- Born: David Israel Stemerman 1968 (age 57–58) Boston, Massachusetts, U.S.
- Education: Yale University (BA) Harvard University (MBA, JD)
- Political party: Republican
- Spouse: Joline Leibowitz (m. 1997)
- Children: 5

= David Stemerman =

American businessman and politician

David Israel Stemerman (born 1968) is an American businessman and the Chief Executive Officer of CenterBook Partners, a prominent hedge fund with over $1.5 billion in assets. A member of the Republican Party, he was a candidate for Connecticut governor in 2018, but was eliminated in the primary.

==Early life and education==
Stemerman was born in the suburbs of Boston in 1968, the son of Dr. Michael Stemerman and Judith Ann Linn. His maternal grandfather was the son of a Polish immigrant, wallpaper hanger in Newark, N.J. His paternal grandfather drove a delivery truck.

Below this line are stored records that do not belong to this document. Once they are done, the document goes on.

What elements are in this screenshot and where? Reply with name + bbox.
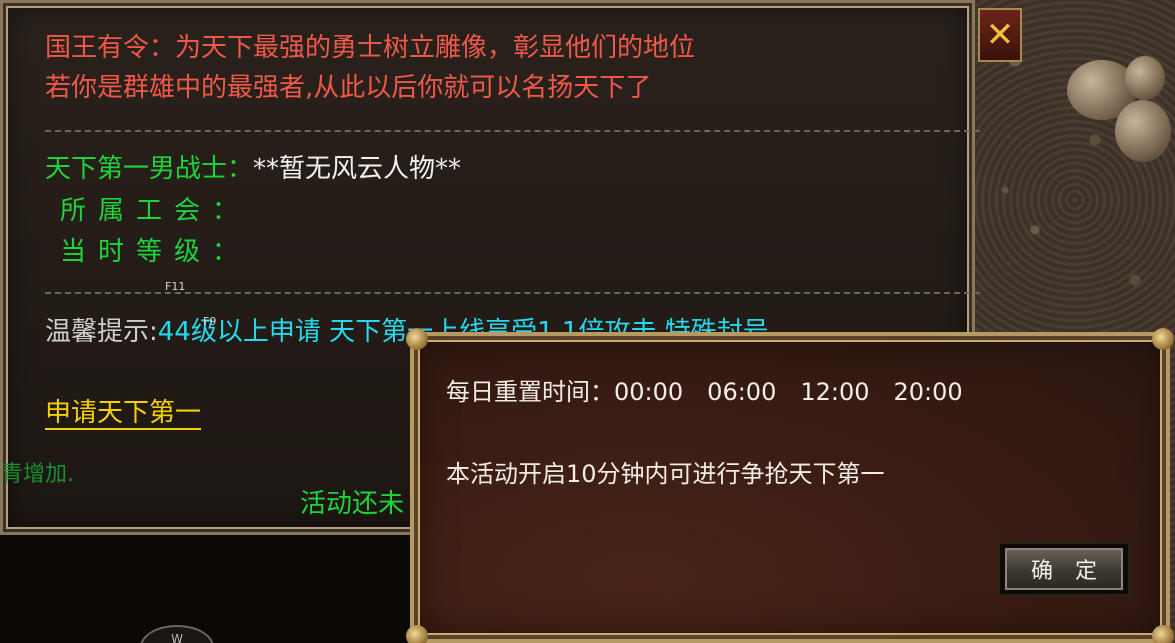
confirm-button[interactable]: 确定 [998, 542, 1130, 596]
level-label: 当时等级： [60, 237, 251, 267]
reset-time-value: 20:00 [893, 378, 963, 406]
corner-ornament [406, 328, 428, 350]
reset-time-value: 00:00 [614, 378, 684, 406]
decree-line-1: 国王有令：为天下最强的勇士树立雕像，彰显他们的地位 [45, 33, 696, 63]
champion-label: 天下第一男战士： [45, 154, 254, 184]
activity-note: 本活动开启10分钟内可进行争抢天下第一 [446, 460, 885, 488]
guild-row: 所属工会： [60, 194, 250, 228]
side-text: 青增加. [1, 462, 74, 487]
corner-ornament [1152, 625, 1174, 643]
reset-time-row: 每日重置时间：00:00 06:00 12:00 20:00 [446, 372, 963, 407]
tip-label: 温馨提示: [45, 317, 158, 347]
reset-time-value: 12:00 [800, 378, 870, 406]
close-button[interactable]: ✕ [978, 8, 1022, 62]
rock [1125, 56, 1165, 100]
reset-time-value: 06:00 [707, 378, 777, 406]
divider [45, 130, 980, 132]
close-icon: ✕ [985, 15, 1015, 55]
corner-ornament [1152, 328, 1174, 350]
reset-time-dialog: 每日重置时间：00:00 06:00 12:00 20:00 本活动开启10分钟内可进… [406, 328, 1174, 643]
activity-status-text: 活动还未 [300, 489, 405, 519]
rock [1115, 100, 1171, 162]
reset-time-label: 每日重置时间： [446, 378, 614, 406]
champion-row: 天下第一男战士：**暂无风云人物** [45, 152, 461, 186]
game-screen: 国王有令：为天下最强的勇士树立雕像，彰显他们的地位 若你是群雄中的最强者,从此以… [0, 0, 1175, 643]
dark-ground [0, 535, 420, 643]
hotkey-f9-label: F9 [203, 315, 217, 328]
decree-line-2: 若你是群雄中的最强者,从此以后你就可以名扬天下了 [45, 73, 652, 103]
champion-name: **暂无风云人物** [253, 154, 462, 184]
guild-label: 所属工会： [60, 196, 251, 226]
divider [45, 292, 980, 294]
corner-ornament [406, 625, 428, 643]
compass-label: W [171, 632, 183, 643]
level-row: 当时等级： [60, 235, 250, 269]
apply-champion-link[interactable]: 申请天下第一 [45, 398, 202, 430]
confirm-button-label: 确定 [1005, 548, 1123, 590]
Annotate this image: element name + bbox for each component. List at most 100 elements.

His father was the first college graduate in the family and went on to become a doctor.

Stemerman attended public schools in Newton, Massachusetts. He then attended Yale University, graduating with a Bachelor of Arts degree in history, summa cum laude. He then attended Harvard University, receiving his Master of Business Administration degree with distinction from Harvard Business School, and his Juris Doctor, magna cum laude, from Harvard Law School.

==Career==
Stemerman's first job was a legal firm. He went on to work in finance and it was at Lone Pine Capital hedge funds that he decided to start on his own business.

On March 5, 2018, Stemerman announced his run for governor of Connecticut as a Republican in the 2018 election. On August 14, he lost the primary, placing third with 18.3% of the vote behind financial executive Bob Stefanowski and Danbury mayor Mark Boughton.

==Personal life==
Stemerman is married to Joline Leibowitz, with whom he has five children. The couple was originally married on October 25, 1997. They currently live in Greenwich, Connecticut.